Some will say that the Panthers wronged cornerback Josh Norman by not rescinding the franchise tag sooner. But it’s safe to assume that the Panthers used the tag with the intent of trying to work out a fair, long-term deal, and with a willingness to honor the $13.95 million salary if the player had accepted a deal that would have become fully guaranteed the moment Josh Norman applied his John Hancock to the contract.
Unless the Panthers rescinded the tender because they feared Norman would soon be signing it, the Panthers did the right thing by Norman by removing the tender now. They’ve made the move at a time that gives Norman a full and fair chance to find a new team before that team fills its needs at the position in the draft. And the move actually makes it harder for the Panthers to replace Norman through the draft, because now it’s clear that they have a need at the position.
Indeed, the better move for the Panthers strategically would have been to draft Norman’s replacement next week and then remove the tender.
It’s unclear whether Norman will end up with a new team before the draft.
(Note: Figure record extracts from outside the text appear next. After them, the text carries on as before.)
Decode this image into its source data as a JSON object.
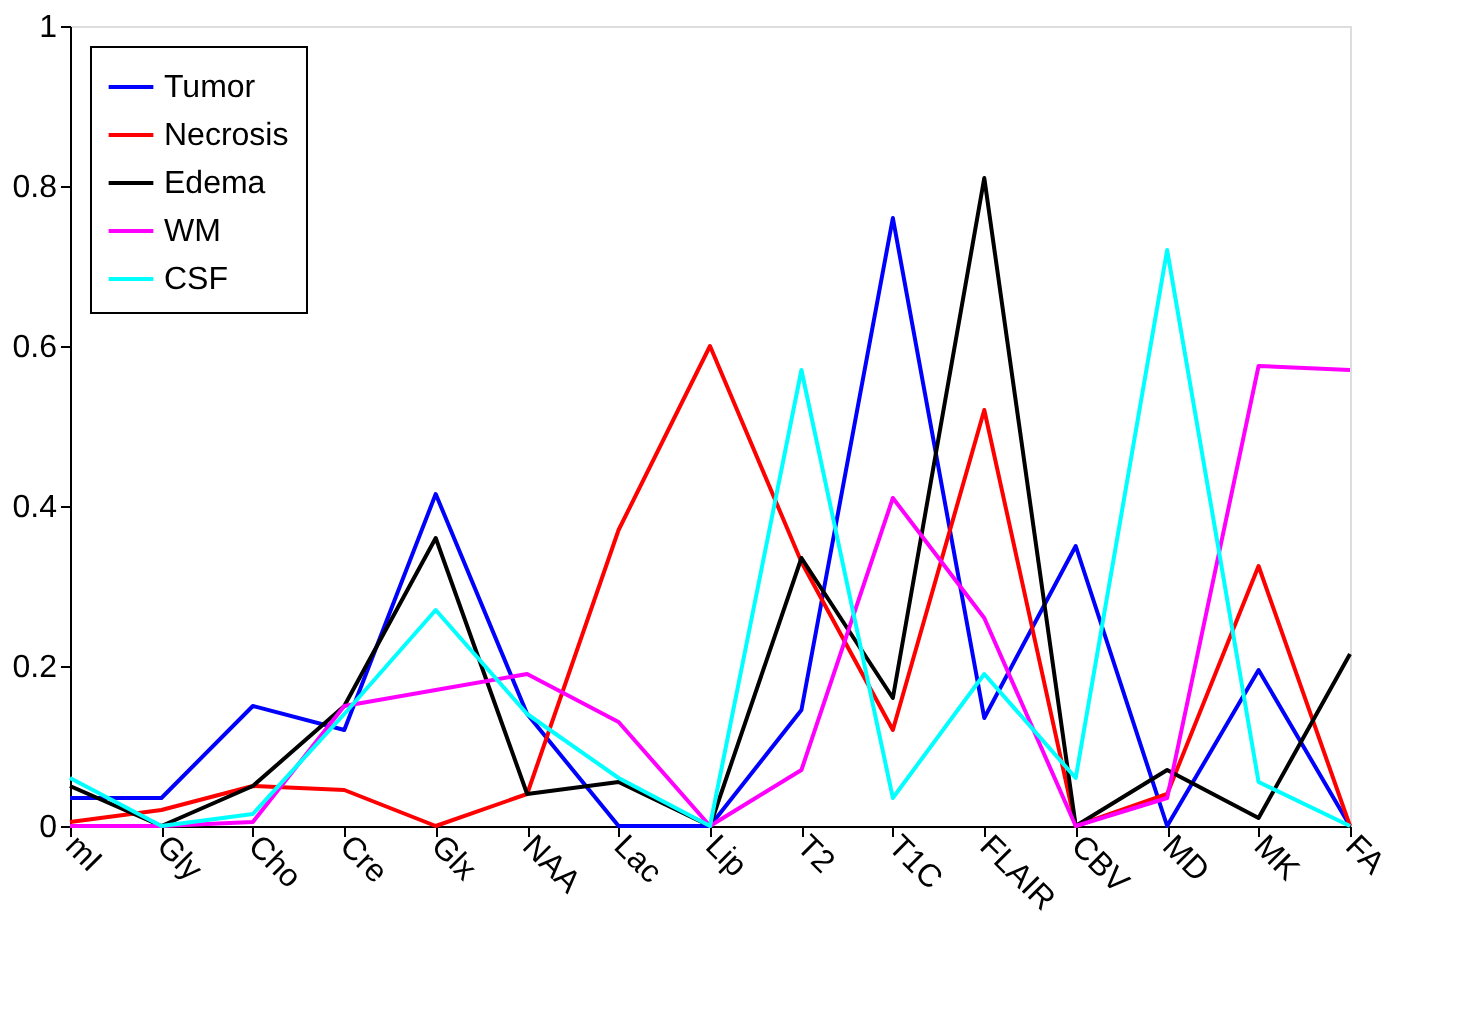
{
  "chart_data": {
    "type": "line",
    "categories": [
      "mI",
      "Gly",
      "Cho",
      "Cre",
      "Glx",
      "NAA",
      "Lac",
      "Lip",
      "T2",
      "T1C",
      "FLAIR",
      "CBV",
      "MD",
      "MK",
      "FA"
    ],
    "series": [
      {
        "name": "Tumor",
        "color": "#0000ff",
        "values": [
          0.035,
          0.035,
          0.15,
          0.12,
          0.415,
          0.14,
          0,
          0,
          0.145,
          0.76,
          0.135,
          0.35,
          0,
          0.195,
          0
        ]
      },
      {
        "name": "Necrosis",
        "color": "#ff0000",
        "values": [
          0.005,
          0.02,
          0.05,
          0.045,
          0,
          0.04,
          0.37,
          0.6,
          0.33,
          0.12,
          0.52,
          0,
          0.04,
          0.325,
          0
        ]
      },
      {
        "name": "Edema",
        "color": "#000000",
        "values": [
          0.05,
          0,
          0.05,
          0.15,
          0.36,
          0.04,
          0.055,
          0,
          0.335,
          0.16,
          0.81,
          0,
          0.07,
          0.01,
          0.215
        ]
      },
      {
        "name": "WM",
        "color": "#ff00ff",
        "values": [
          0,
          0,
          0.005,
          0.15,
          0.17,
          0.19,
          0.13,
          0,
          0.07,
          0.41,
          0.26,
          0,
          0.035,
          0.575,
          0.57
        ]
      },
      {
        "name": "CSF",
        "color": "#00ffff",
        "values": [
          0.06,
          0,
          0.015,
          0.14,
          0.27,
          0.14,
          0.06,
          0,
          0.57,
          0.035,
          0.19,
          0.06,
          0.72,
          0.055,
          0
        ]
      }
    ],
    "ylim": [
      0,
      1
    ],
    "yticks": [
      0,
      0.2,
      0.4,
      0.6,
      0.8,
      1
    ],
    "grid": false,
    "legend": "top left",
    "marker": "none",
    "line_style": "solid"
  }
}
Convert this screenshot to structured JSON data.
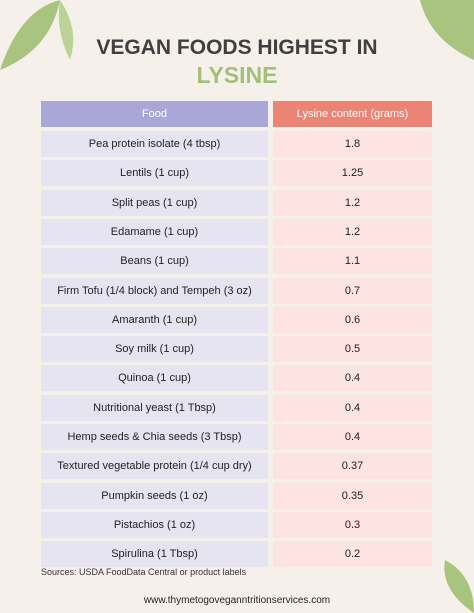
{
  "header": {
    "title": "VEGAN FOODS HIGHEST IN",
    "highlight": "LYSINE"
  },
  "table": {
    "columns": [
      "Food",
      "Lysine content (grams)"
    ],
    "rows": [
      [
        "Pea protein isolate (4 tbsp)",
        "1.8"
      ],
      [
        "Lentils (1 cup)",
        "1.25"
      ],
      [
        "Split peas (1 cup)",
        "1.2"
      ],
      [
        "Edamame (1 cup)",
        "1.2"
      ],
      [
        "Beans (1 cup)",
        "1.1"
      ],
      [
        "Firm Tofu (1/4 block) and Tempeh (3 oz)",
        "0.7"
      ],
      [
        "Amaranth (1 cup)",
        "0.6"
      ],
      [
        "Soy milk (1 cup)",
        "0.5"
      ],
      [
        "Quinoa (1 cup)",
        "0.4"
      ],
      [
        "Nutritional yeast (1 Tbsp)",
        "0.4"
      ],
      [
        "Hemp seeds & Chia seeds (3 Tbsp)",
        "0.4"
      ],
      [
        "Textured vegetable protein (1/4 cup dry)",
        "0.37"
      ],
      [
        "Pumpkin seeds (1 oz)",
        "0.35"
      ],
      [
        "Pistachios (1 oz)",
        "0.3"
      ],
      [
        "Spirulina (1 Tbsp)",
        "0.2"
      ]
    ]
  },
  "footer": {
    "source": "Sources: USDA FoodData Central or product labels",
    "website": "www.thymetogoveganntritionservices.com"
  }
}
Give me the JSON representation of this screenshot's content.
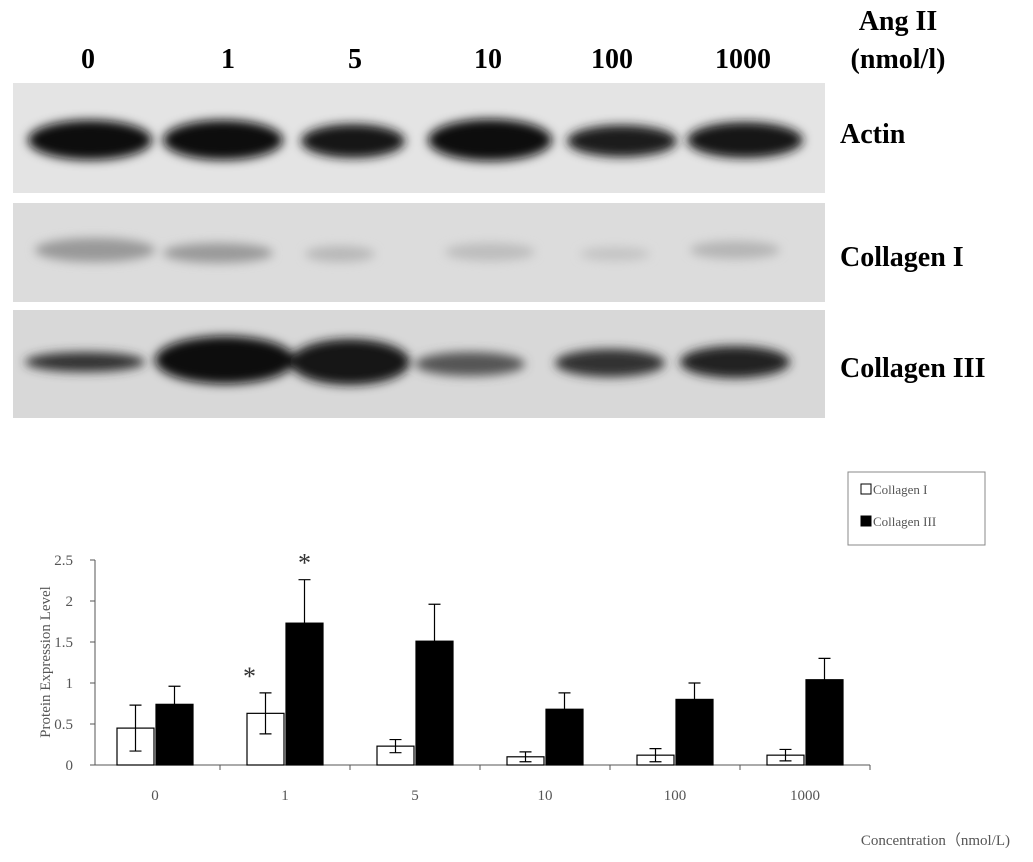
{
  "blot": {
    "treatment": "Ang II",
    "unit": "(nmol/l)",
    "lanes": [
      "0",
      "1",
      "5",
      "10",
      "100",
      "1000"
    ],
    "rows": [
      "Actin",
      "Collagen I",
      "Collagen III"
    ]
  },
  "chart_data": {
    "type": "bar",
    "ylabel": "Protein Expression Level",
    "xlabel": "Concentration（nmol/L)",
    "categories": [
      "0",
      "1",
      "5",
      "10",
      "100",
      "1000"
    ],
    "series": [
      {
        "name": "Collagen I",
        "color": "#ffffff",
        "values": [
          0.45,
          0.63,
          0.23,
          0.1,
          0.12,
          0.12
        ],
        "errors": [
          0.28,
          0.25,
          0.08,
          0.06,
          0.08,
          0.07
        ],
        "markers": [
          null,
          "*",
          null,
          null,
          null,
          null
        ]
      },
      {
        "name": "Collagen III",
        "color": "#000000",
        "values": [
          0.74,
          1.73,
          1.51,
          0.68,
          0.8,
          1.04
        ],
        "errors": [
          0.22,
          0.53,
          0.45,
          0.2,
          0.2,
          0.26
        ],
        "markers": [
          null,
          "*",
          null,
          null,
          null,
          null
        ]
      }
    ],
    "ylim": [
      0,
      2.5
    ],
    "yticks": [
      0,
      0.5,
      1,
      1.5,
      2,
      2.5
    ],
    "legend": "upper right"
  }
}
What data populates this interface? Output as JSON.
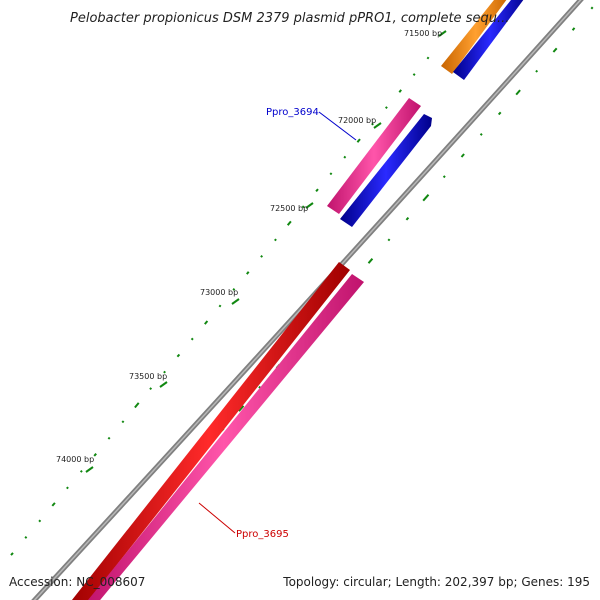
{
  "title": "Pelobacter propionicus DSM 2379 plasmid pPRO1, complete sequ...",
  "footer": {
    "accession": "Accession: NC_008607",
    "summary": "Topology: circular; Length: 202,397 bp; Genes: 195"
  },
  "ticks": [
    "71500 bp",
    "72000 bp",
    "72500 bp",
    "73000 bp",
    "73500 bp",
    "74000 bp"
  ],
  "genes": [
    {
      "label": "Ppro_3694",
      "color": "#0000cc"
    },
    {
      "label": "Ppro_3695",
      "color": "#cc0000"
    }
  ],
  "colors": {
    "backbone": "#808080",
    "forward_cds": "#ff0000",
    "forward_gene": "#ff3399",
    "reverse_cds": "#0000ff",
    "other_feature": "#ff8c00",
    "gc_marks": "#118811"
  }
}
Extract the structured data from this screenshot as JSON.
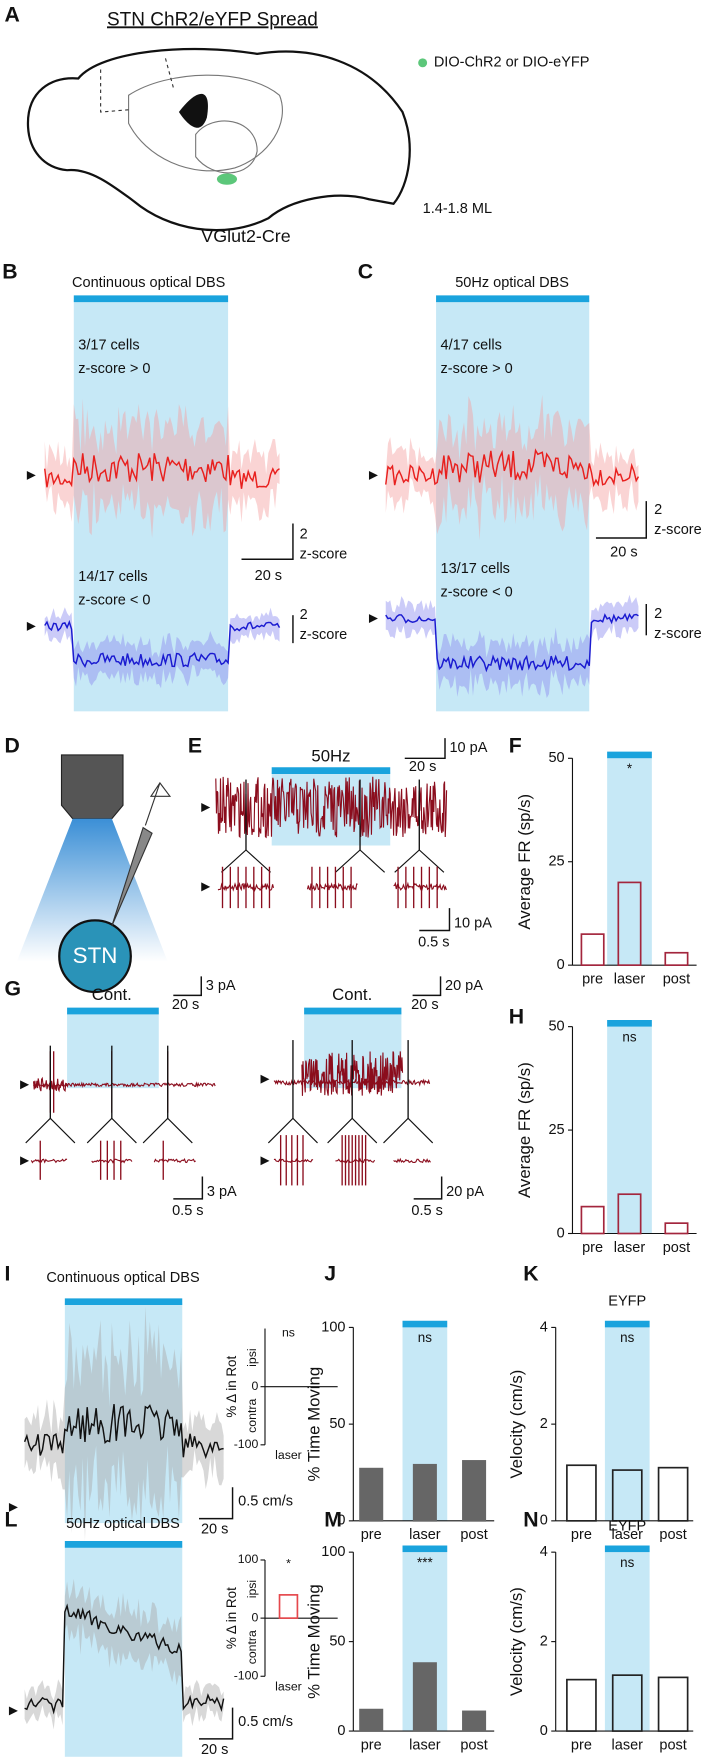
{
  "panels": {
    "A": {
      "letter": "A",
      "title": "STN ChR2/eYFP Spread",
      "legend": "DIO-ChR2 or DIO-eYFP",
      "ml": "1.4-1.8 ML",
      "line": "VGlut2-Cre"
    },
    "B": {
      "letter": "B",
      "title": "Continuous optical DBS",
      "up_count": "3/17 cells",
      "up_text": "z-score > 0",
      "down_count": "14/17 cells",
      "down_text": "z-score < 0",
      "scale_y": "2",
      "scale_unit": "z-score",
      "scale_x": "20 s",
      "scale2_y": "2",
      "scale2_unit": "z-score"
    },
    "C": {
      "letter": "C",
      "title": "50Hz optical DBS",
      "up_count": "4/17 cells",
      "up_text": "z-score > 0",
      "down_count": "13/17 cells",
      "down_text": "z-score < 0",
      "scale_y": "2",
      "scale_unit": "z-score",
      "scale_x": "20 s",
      "scale2_y": "2",
      "scale2_unit": "z-score"
    },
    "D": {
      "letter": "D",
      "target": "STN"
    },
    "E": {
      "letter": "E",
      "stim": "50Hz",
      "scale_top_y": "10 pA",
      "scale_top_x": "20 s",
      "scale_bottom_y": "10 pA",
      "scale_bottom_x": "0.5 s"
    },
    "F": {
      "letter": "F",
      "ylabel": "Average FR (sp/s)",
      "categories": [
        "pre",
        "laser",
        "post"
      ],
      "values": [
        7.5,
        20,
        3
      ],
      "color": "#a3263d",
      "filled": false,
      "ylim": [
        0,
        50
      ],
      "yticks": [
        0,
        25,
        50
      ],
      "annotation": "*"
    },
    "G": {
      "letter": "G",
      "left": {
        "stim": "Cont.",
        "scale_top_y": "3 pA",
        "scale_top_x": "20 s",
        "scale_bottom_y": "3 pA",
        "scale_bottom_x": "0.5 s"
      },
      "right": {
        "stim": "Cont.",
        "scale_top_y": "20 pA",
        "scale_top_x": "20 s",
        "scale_bottom_y": "20 pA",
        "scale_bottom_x": "0.5 s"
      }
    },
    "H": {
      "letter": "H",
      "ylabel": "Average FR (sp/s)",
      "categories": [
        "pre",
        "laser",
        "post"
      ],
      "values": [
        6.5,
        9.5,
        2.5
      ],
      "color": "#a3263d",
      "filled": false,
      "ylim": [
        0,
        50
      ],
      "yticks": [
        0,
        25,
        50
      ],
      "annotation": "ns"
    },
    "I": {
      "letter": "I",
      "title": "Continuous optical DBS",
      "scale_y": "0.5 cm/s",
      "scale_x": "20 s",
      "inset": {
        "ylabel": "% Δ in Rot",
        "ipsi": "ipsi",
        "contra": "contra",
        "category": "laser",
        "annotation": "ns",
        "ylim": [
          -100,
          100
        ],
        "yticks": [
          -100,
          0
        ]
      }
    },
    "J": {
      "letter": "J",
      "ylabel": "% Time Moving",
      "categories": [
        "pre",
        "laser",
        "post"
      ],
      "values": [
        27,
        29,
        31
      ],
      "color": "#666666",
      "filled": true,
      "ylim": [
        0,
        100
      ],
      "yticks": [
        0,
        50,
        100
      ],
      "annotation": "ns"
    },
    "K": {
      "letter": "K",
      "title": "EYFP",
      "ylabel": "Velocity (cm/s)",
      "categories": [
        "pre",
        "laser",
        "post"
      ],
      "values": [
        1.15,
        1.05,
        1.1
      ],
      "color": "#222222",
      "filled": false,
      "ylim": [
        0,
        4
      ],
      "yticks": [
        0,
        2,
        4
      ],
      "annotation": "ns"
    },
    "L": {
      "letter": "L",
      "title": "50Hz optical DBS",
      "scale_y": "0.5 cm/s",
      "scale_x": "20 s",
      "inset": {
        "ylabel": "% Δ in Rot",
        "ipsi": "ipsi",
        "contra": "contra",
        "category": "laser",
        "annotation": "*",
        "value": 40,
        "ylim": [
          -100,
          100
        ],
        "yticks": [
          -100,
          0,
          100
        ]
      }
    },
    "M": {
      "letter": "M",
      "ylabel": "% Time Moving",
      "categories": [
        "pre",
        "laser",
        "post"
      ],
      "values": [
        12,
        38,
        11
      ],
      "color": "#666666",
      "filled": true,
      "ylim": [
        0,
        100
      ],
      "yticks": [
        0,
        50,
        100
      ],
      "annotation": "***"
    },
    "N": {
      "letter": "N",
      "title": "EYFP",
      "ylabel": "Velocity (cm/s)",
      "categories": [
        "pre",
        "laser",
        "post"
      ],
      "values": [
        1.15,
        1.25,
        1.2
      ],
      "color": "#222222",
      "filled": false,
      "ylim": [
        0,
        4
      ],
      "yticks": [
        0,
        2,
        4
      ],
      "annotation": "ns"
    }
  }
}
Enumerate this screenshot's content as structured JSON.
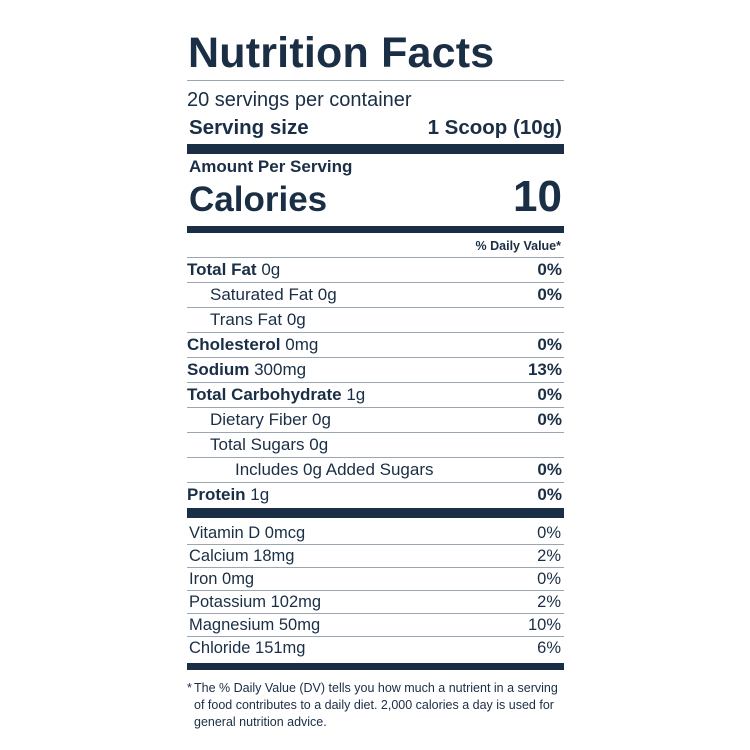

Plenty of teams will surely be interested, starting Carolina’s own division. The key questions are whether a given team has the cap space to make it happen, and the cash in the budget necessary to do the deal.
Regardless, Norman has more options now than he would have had if available after the draft. While it would have been better if he’d been available at the outset of free agency, this is a much better outcome than having the Panthers strip the franchise tender in June or July.